For instance, the productivity of a worker in the auto industry has been increased enormously by automation. It's most obvious in the manufacture, but even in automotive service shops, the use of powered tools such as pneumatic socket drivers speeds up all kinds of repair tasks as compared to using hand tools. As a result, each mechanic in a shop can service a lot more cars in a day (on average, since tasks are apt to vary in complexity, and some tasks, like diagnosing a tricky problem, are much less amenable to being sped up by automation).

By contrast, work that involves personal services (child care, health care, etc.) isn't so amenable to automation, for obvious reasons. Often attempts to use technology to improve productivity in these fields is resisted because it reduces the interpersonal element of the service. However, to get good workers, employers in those fields have to pay sufficiently high wages to be competitive with those fields that have benefited from automation. This drive is somewhat reduced in fields that are as much a calling as a job (which is why writers and other creatives have not seen that much of a benefit from this process). So increases in productivity in some fields will raise pay in most other fields.

As the author of the article notes, this is further complicated by the difficulty in comparing manufactured goods across such a span of time as 1919 to the present. The car that Agatha Christie and her husband considered simply Out Of Reach was less durable and less reliable than the cars of the present, not to mention lacking features that simply hadn't been produced in those days. Furthermore, whole categories of consumer goods have developed in the decades since: televisions, personal computers, etc. No amount of money could've bought what had yet to be invented and manufactured.

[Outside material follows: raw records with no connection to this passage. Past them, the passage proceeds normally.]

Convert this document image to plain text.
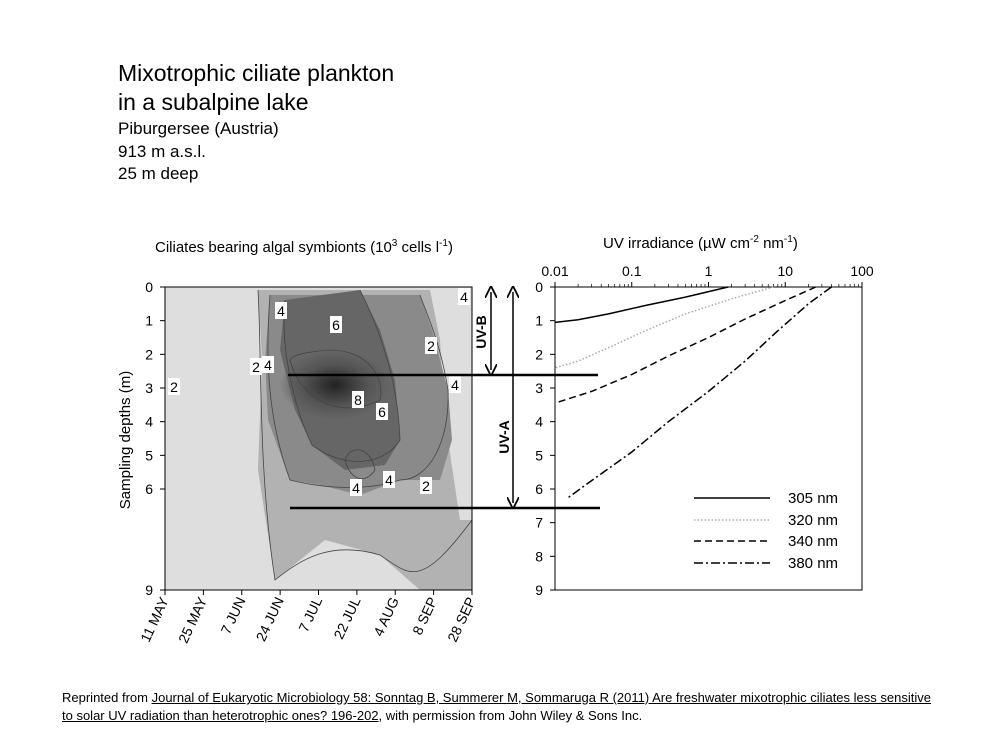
Mixotrophic ciliate plankton
in a subalpine lake
Piburgersee (Austria)
913 m a.s.l.
25 m deep
Ciliates bearing algal symbionts ($10^3$ cells $l^{-1}$)
Sampling depths (m)	2
2 4
4
6
8
6
4 4
4
2
2
4
UV irradiance (µW $cm^{-2}$ $nm^{-1}$)
0
1
2
3
4
5
6
9
11 MAY 25 MAY 7 JUN 24 JUN 7 JUL 22 JUL 4 AUG 8 SEP 28 SEP
0.01	0.1	1	10	100
0
1
2
3
4
5
6
7
8
9
UV-B
UV-A
305 nm
320 nm
340 nm
380 nm
Reprinted from Journal of Eukaryotic Microbiology 58: Sonntag B, Summerer M, Sommaruga R (2011) Are freshwater mixotrophic ciliates less sensitive to solar UV radiation than heterotrophic ones? 196-202, with permission from John Wiley & Sons Inc.
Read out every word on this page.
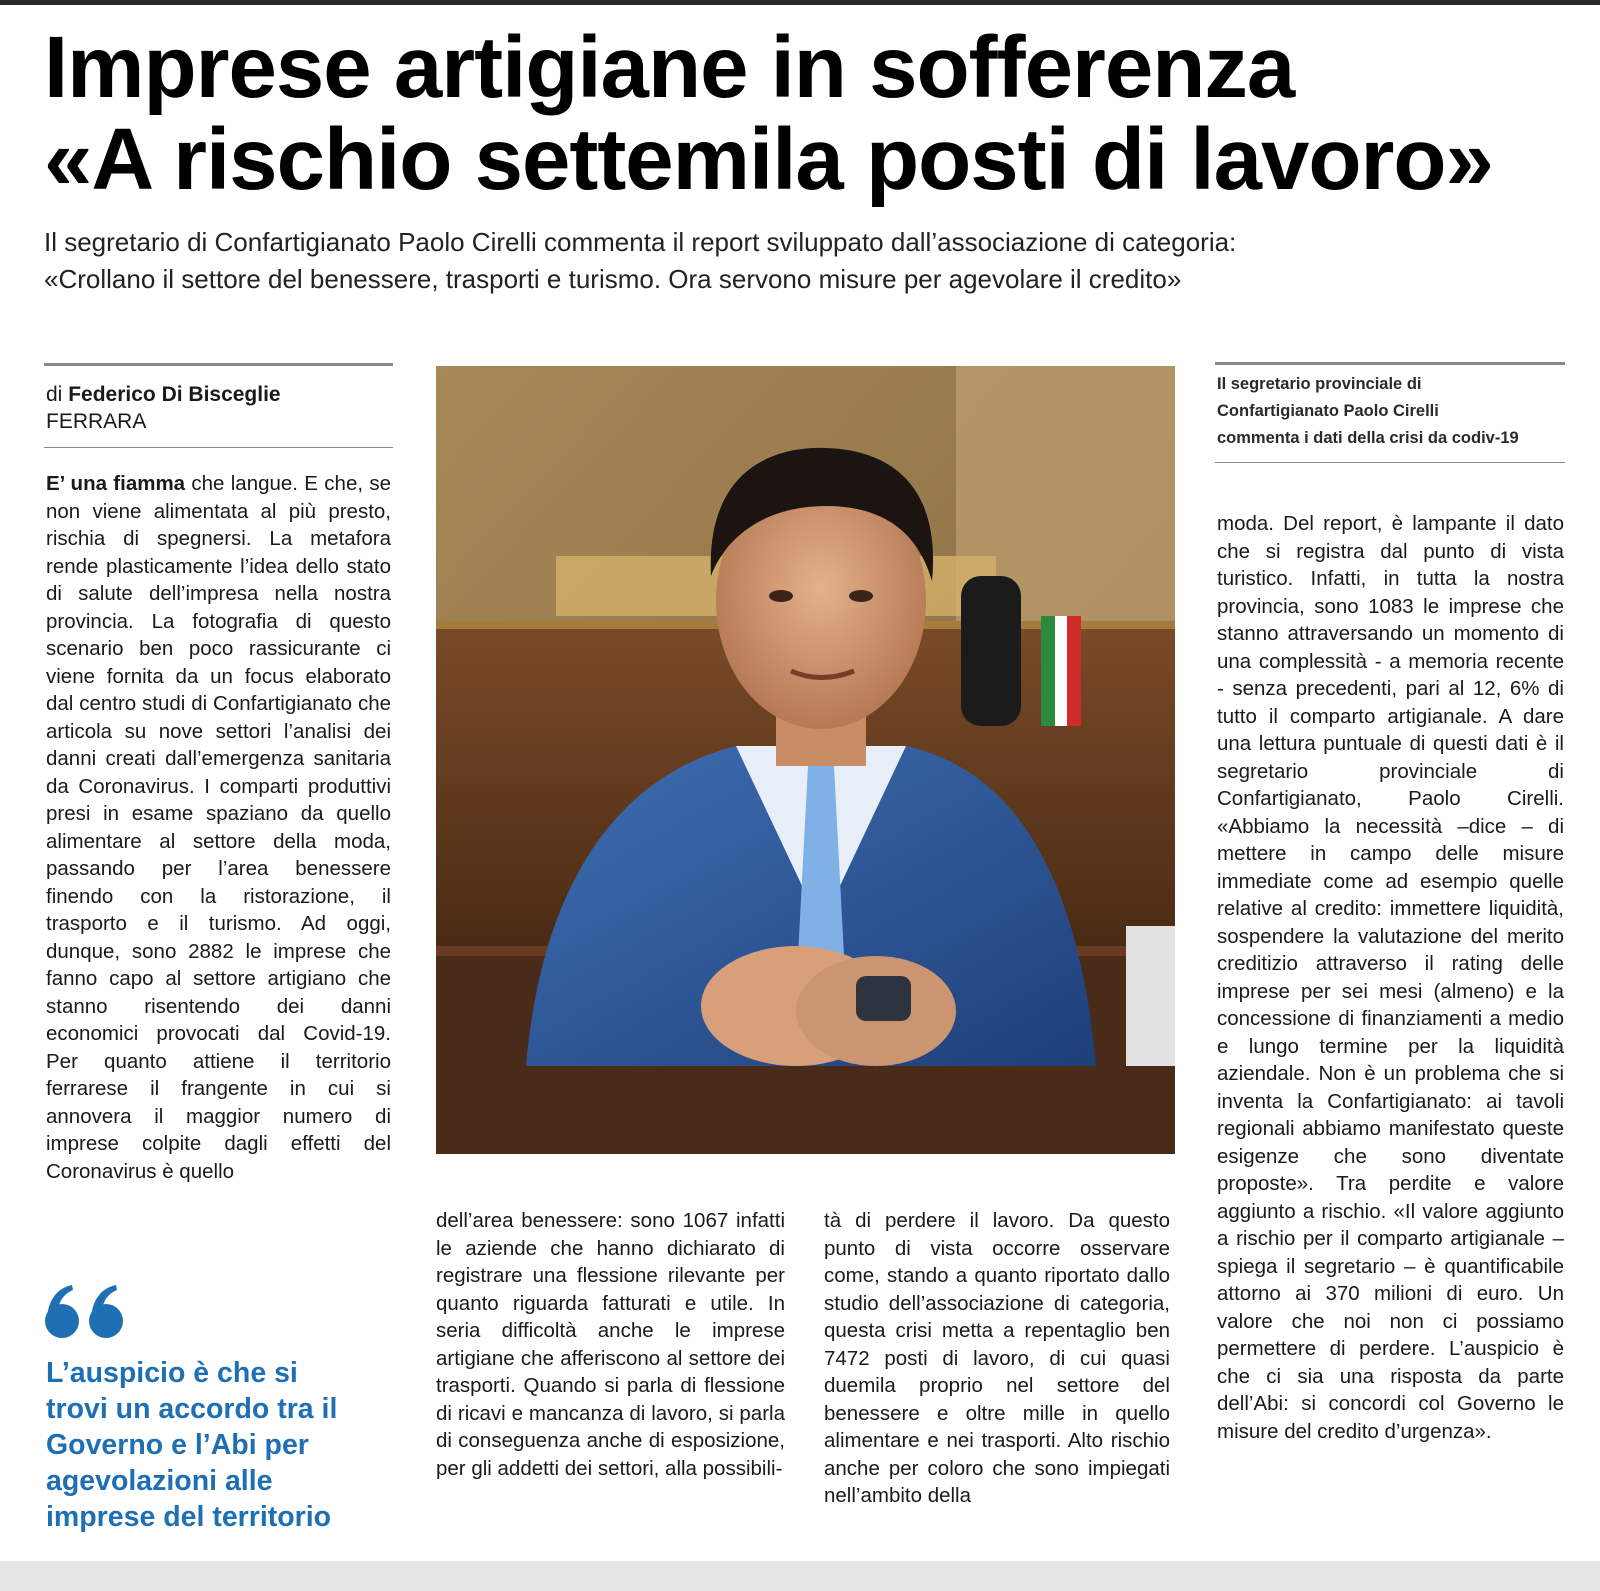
Imprese artigiane in sofferenza
«A rischio settemila posti di lavoro»
Il segretario di Confartigianato Paolo Cirelli commenta il report sviluppato dall’associazione di categoria:
«Crollano il settore del benessere, trasporti e turismo. Ora servono misure per agevolare il credito»
di Federico Di Bisceglie
FERRARA
E’ una fiamma che langue. E che, se non viene alimentata al più presto, rischia di spegnersi. La metafora rende plasticamente l’idea dello stato di salute dell’impresa nella nostra provincia. La fotografia di questo scenario ben poco rassicurante ci viene fornita da un focus elaborato dal centro studi di Confartigianato che articola su nove settori l’analisi dei danni creati dall’emergenza sanitaria da Coronavirus. I comparti produttivi presi in esame spaziano da quello alimentare al settore della moda, passando per l’area benessere finendo con la ristorazione, il trasporto e il turismo. Ad oggi, dunque, sono 2882 le imprese che fanno capo al settore artigiano che stanno risentendo dei danni economici provocati dal Covid-19. Per quanto attiene il territorio ferrarese il frangente in cui si annovera il maggior numero di imprese colpite dagli effetti del Coronavirus è quello
L’auspicio è che si
trovi un accordo tra il
Governo e l’Abi per
agevolazioni alle
imprese del territorio
Il segretario provinciale di
Confartigianato Paolo Cirelli
commenta i dati della crisi da codiv-19
dell’area benessere: sono 1067 infatti le aziende che hanno dichiarato di registrare una flessione rilevante per quanto riguarda fatturati e utile. In seria difficoltà anche le imprese artigiane che afferiscono al settore dei trasporti. Quando si parla di flessione di ricavi e mancanza di lavoro, si parla di conseguenza anche di esposizione, per gli addetti dei settori, alla possibili-
tà di perdere il lavoro. Da questo punto di vista occorre osservare come, stando a quanto riportato dallo studio dell’associazione di categoria, questa crisi metta a repentaglio ben 7472 posti di lavoro, di cui quasi duemila proprio nel settore del benessere e oltre mille in quello alimentare e nei trasporti. Alto rischio anche per coloro che sono impiegati nell’ambito della
moda. Del report, è lampante il dato che si registra dal punto di vista turistico. Infatti, in tutta la nostra provincia, sono 1083 le imprese che stanno attraversando un momento di una complessità - a memoria recente - senza precedenti, pari al 12, 6% di tutto il comparto artigianale. A dare una lettura puntuale di questi dati è il segretario provinciale di Confartigianato, Paolo Cirelli. «Abbiamo la necessità –dice – di mettere in campo delle misure immediate come ad esempio quelle relative al credito: immettere liquidità, sospendere la valutazione del merito creditizio attraverso il rating delle imprese per sei mesi (almeno) e la concessione di finanziamenti a medio e lungo termine per la liquidità aziendale. Non è un problema che si inventa la Confartigianato: ai tavoli regionali abbiamo manifestato queste esigenze che sono diventate proposte». Tra perdite e valore aggiunto a rischio. «Il valore aggiunto a rischio per il comparto artigianale – spiega il segretario – è quantificabile attorno ai 370 milioni di euro. Un valore che noi non ci possiamo permettere di perdere. L’auspicio è che ci sia una risposta da parte dell’Abi: si concordi col Governo le misure del credito d’urgenza».
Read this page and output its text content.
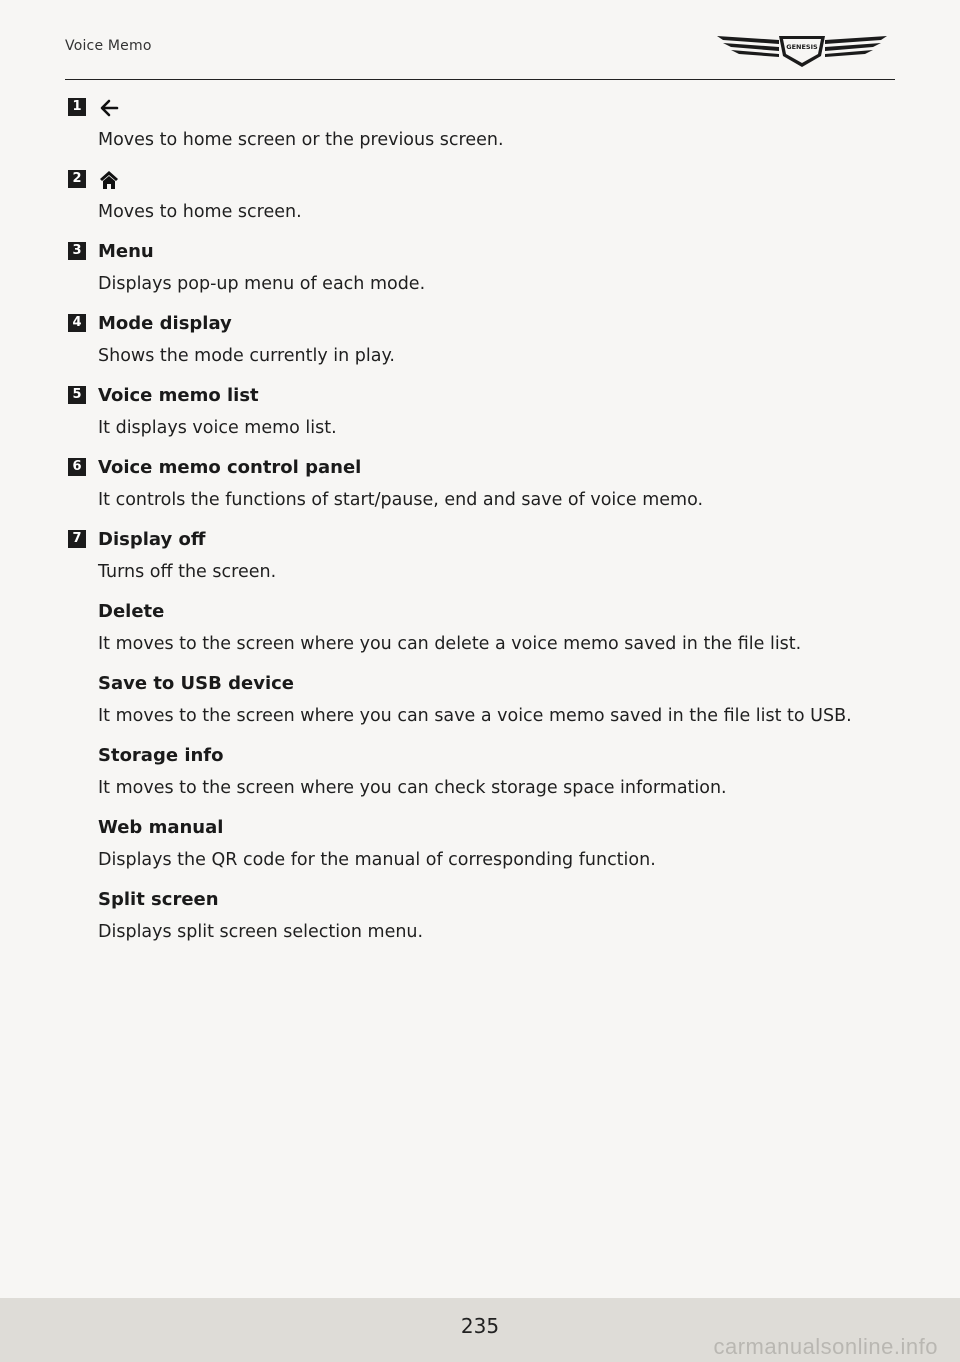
Voice Memo	GENESIS
1
Moves to home screen or the previous screen.
2
Moves to home screen.
3 Menu
Displays pop-up menu of each mode.
4 Mode display
Shows the mode currently in play.
5 Voice memo list
It displays voice memo list.
6 Voice memo control panel
It controls the functions of start/pause, end and save of voice memo.
7 Display off
Turns off the screen.
Delete
It moves to the screen where you can delete a voice memo saved in the file list.
Save to USB device
It moves to the screen where you can save a voice memo saved in the file list to USB.
Storage info
It moves to the screen where you can check storage space information.
Web manual
Displays the QR code for the manual of corresponding function.
Split screen
Displays split screen selection menu.
235
carmanualsonline.info
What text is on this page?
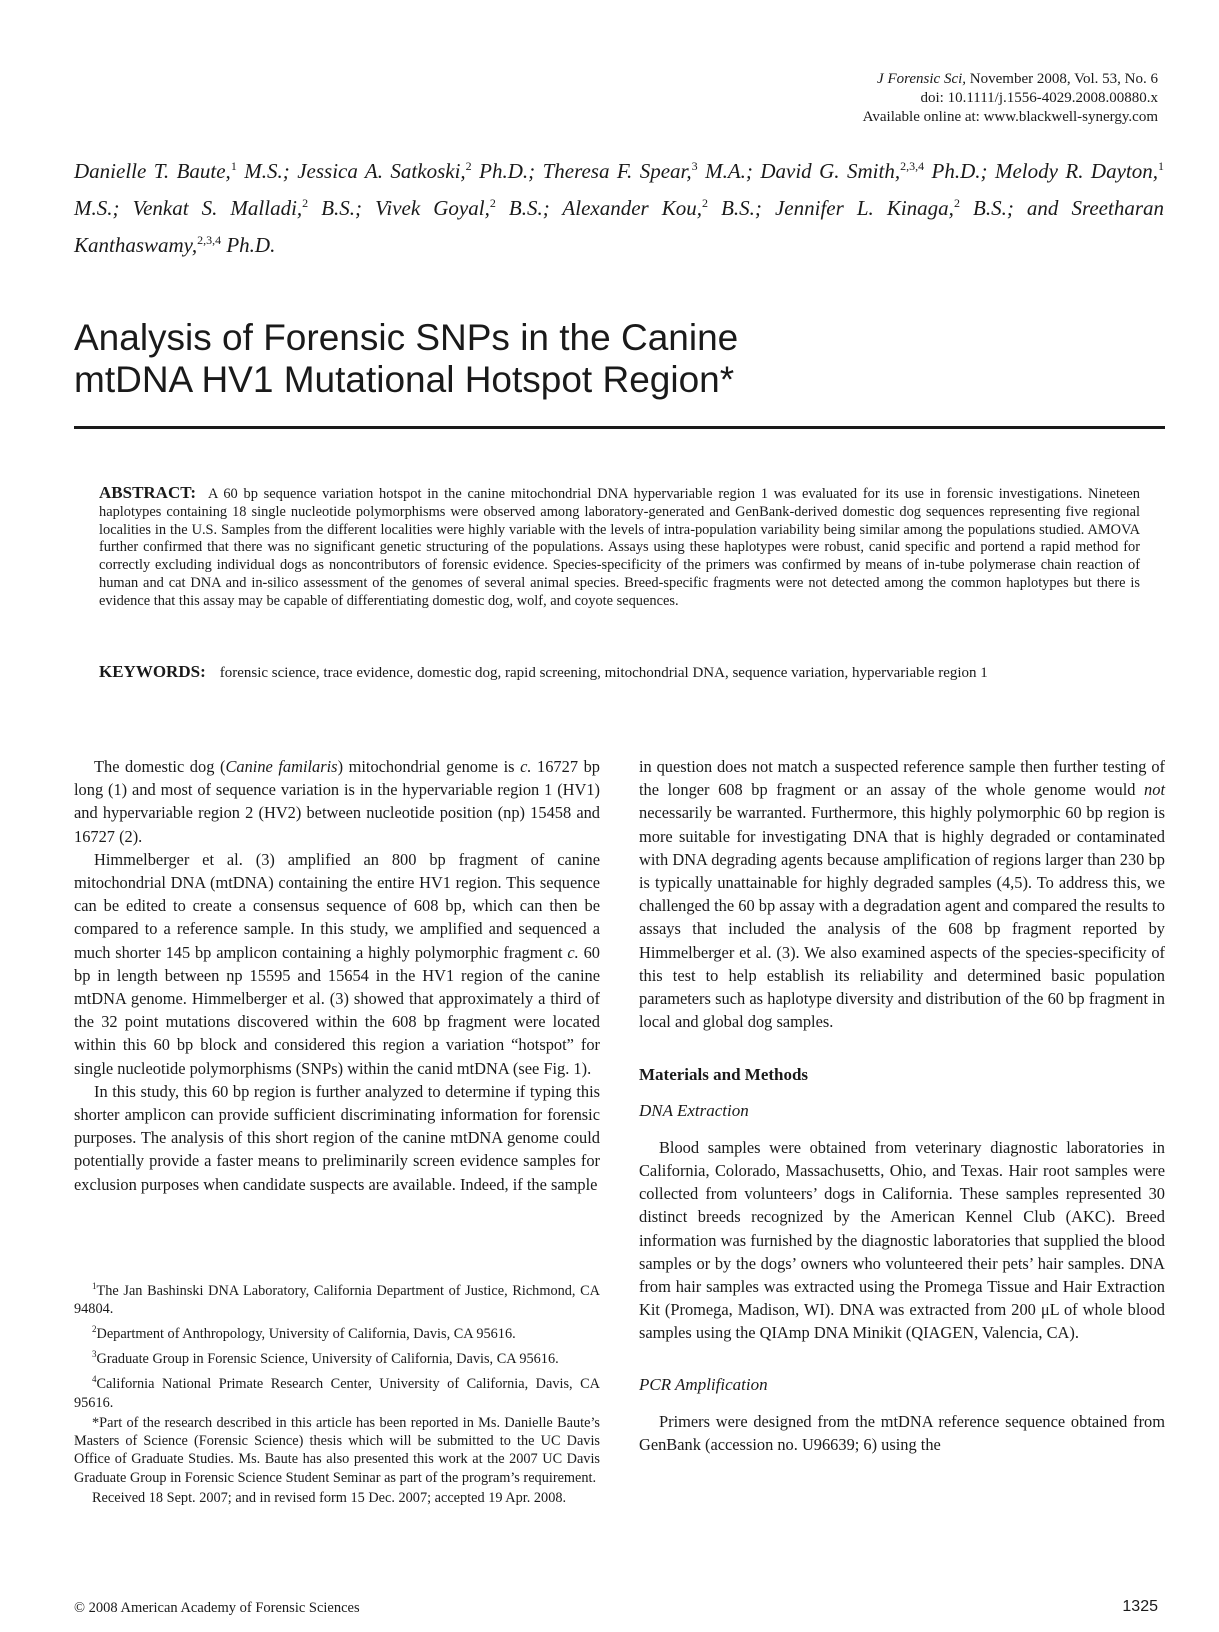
J Forensic Sci, November 2008, Vol. 53, No. 6
doi: 10.1111/j.1556-4029.2008.00880.x
Available online at: www.blackwell-synergy.com
Danielle T. Baute,$^1$ M.S.; Jessica A. Satkoski,$^2$ Ph.D.; Theresa F. Spear,$^3$ M.A.; David G. Smith,$^{2,3,4}$ Ph.D.; Melody R. Dayton,$^1$ M.S.; Venkat S. Malladi,$^2$ B.S.; Vivek Goyal,$^2$ B.S.; Alexander Kou,$^2$ B.S.; Jennifer L. Kinaga,$^2$ B.S.; and Sreetharan Kanthaswamy,$^{2,3,4}$ Ph.D.
Analysis of Forensic SNPs in the Canine
mtDNA HV1 Mutational Hotspot Region*
ABSTRACT: A 60 bp sequence variation hotspot in the canine mitochondrial DNA hypervariable region 1 was evaluated for its use in forensic investigations. Nineteen haplotypes containing 18 single nucleotide polymorphisms were observed among laboratory-generated and GenBank-derived domestic dog sequences representing five regional localities in the U.S. Samples from the different localities were highly variable with the levels of intra-population variability being similar among the populations studied. AMOVA further confirmed that there was no significant genetic structuring of the populations. Assays using these haplotypes were robust, canid specific and portend a rapid method for correctly excluding individual dogs as noncontributors of forensic evidence. Species-specificity of the primers was confirmed by means of in-tube polymerase chain reaction of human and cat DNA and in-silico assessment of the genomes of several animal species. Breed-specific fragments were not detected among the common haplotypes but there is evidence that this assay may be capable of differentiating domestic dog, wolf, and coyote sequences.
KEYWORDS: forensic science, trace evidence, domestic dog, rapid screening, mitochondrial DNA, sequence variation, hypervariable region 1

The domestic dog (Canine familaris) mitochondrial genome is c. 16727 bp long (1) and most of sequence variation is in the hypervariable region 1 (HV1) and hypervariable region 2 (HV2) between nucleotide position (np) 15458 and 16727 (2).

Himmelberger et al. (3) amplified an 800 bp fragment of canine mitochondrial DNA (mtDNA) containing the entire HV1 region. This sequence can be edited to create a consensus sequence of 608 bp, which can then be compared to a reference sample. In this study, we amplified and sequenced a much shorter 145 bp amplicon containing a highly polymorphic fragment c. 60 bp in length between np 15595 and 15654 in the HV1 region of the canine mtDNA genome. Himmelberger et al. (3) showed that approximately a third of the 32 point mutations discovered within the 608 bp fragment were located within this 60 bp block and considered this region a variation “hotspot” for single nucleotide polymorphisms (SNPs) within the canid mtDNA (see Fig. 1).

In this study, this 60 bp region is further analyzed to determine if typing this shorter amplicon can provide sufficient discriminating information for forensic purposes. The analysis of this short region of the canine mtDNA genome could potentially provide a faster means to preliminarily screen evidence samples for exclusion purposes when candidate suspects are available. Indeed, if the sample

$^1$The Jan Bashinski DNA Laboratory, California Department of Justice, Richmond, CA 94804.

$^2$Department of Anthropology, University of California, Davis, CA 95616.

$^3$Graduate Group in Forensic Science, University of California, Davis, CA 95616.

$^4$California National Primate Research Center, University of California, Davis, CA 95616.

*Part of the research described in this article has been reported in Ms. Danielle Baute’s Masters of Science (Forensic Science) thesis which will be submitted to the UC Davis Office of Graduate Studies. Ms. Baute has also presented this work at the 2007 UC Davis Graduate Group in Forensic Science Student Seminar as part of the program’s requirement.

Received 18 Sept. 2007; and in revised form 15 Dec. 2007; accepted 19 Apr. 2008.

in question does not match a suspected reference sample then further testing of the longer 608 bp fragment or an assay of the whole genome would not necessarily be warranted. Furthermore, this highly polymorphic 60 bp region is more suitable for investigating DNA that is highly degraded or contaminated with DNA degrading agents because amplification of regions larger than 230 bp is typically unattainable for highly degraded samples (4,5). To address this, we challenged the 60 bp assay with a degradation agent and compared the results to assays that included the analysis of the 608 bp fragment reported by Himmelberger et al. (3). We also examined aspects of the species-specificity of this test to help establish its reliability and determined basic population parameters such as haplotype diversity and distribution of the 60 bp fragment in local and global dog samples.

Materials and Methods

DNA Extraction

Blood samples were obtained from veterinary diagnostic laboratories in California, Colorado, Massachusetts, Ohio, and Texas. Hair root samples were collected from volunteers’ dogs in California. These samples represented 30 distinct breeds recognized by the American Kennel Club (AKC). Breed information was furnished by the diagnostic laboratories that supplied the blood samples or by the dogs’ owners who volunteered their pets’ hair samples. DNA from hair samples was extracted using the Promega Tissue and Hair Extraction Kit (Promega, Madison, WI). DNA was extracted from 200 μL of whole blood samples using the QIAmp DNA Minikit (QIAGEN, Valencia, CA).

PCR Amplification

Primers were designed from the mtDNA reference sequence obtained from GenBank (accession no. U96639; 6) using the

© 2008 American Academy of Forensic Sciences	1325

Furthermore, the digital revolution, driven by the integrated circuit, has transformed the consumer goods that were available in those days. The telephone is the most obvious -- the telephones that were available at the time of the Armistice would've been involved a large device permanently attached to a wall, connected to the telco offices with wires, and required the assistance of an operator at the telco office to place a call. Today the average person's phone is a hand-held computer about the size of a checkbook (remember those?) which uses a broadband modem and VoIP software to make calls over a cellular wireless network. Wired phones are almost entirely confined to office settings, or legacy phones people keep because their service is bundled with TV and Internet.

This is why measuring the change in the value of money over long spans of time can be very difficult. Even when talking about very basic things like food and clothing, one must be careful to examine where those things have changed, and particularly where something that is common today simply wasn't available, or was available only to the very wealthy or as a Very Special Treat. (Even as late as the 1940's and 50's, oranges and bananas were rare treats in the Midwest, and the gift of an orange could be a major plot point in a children's novel).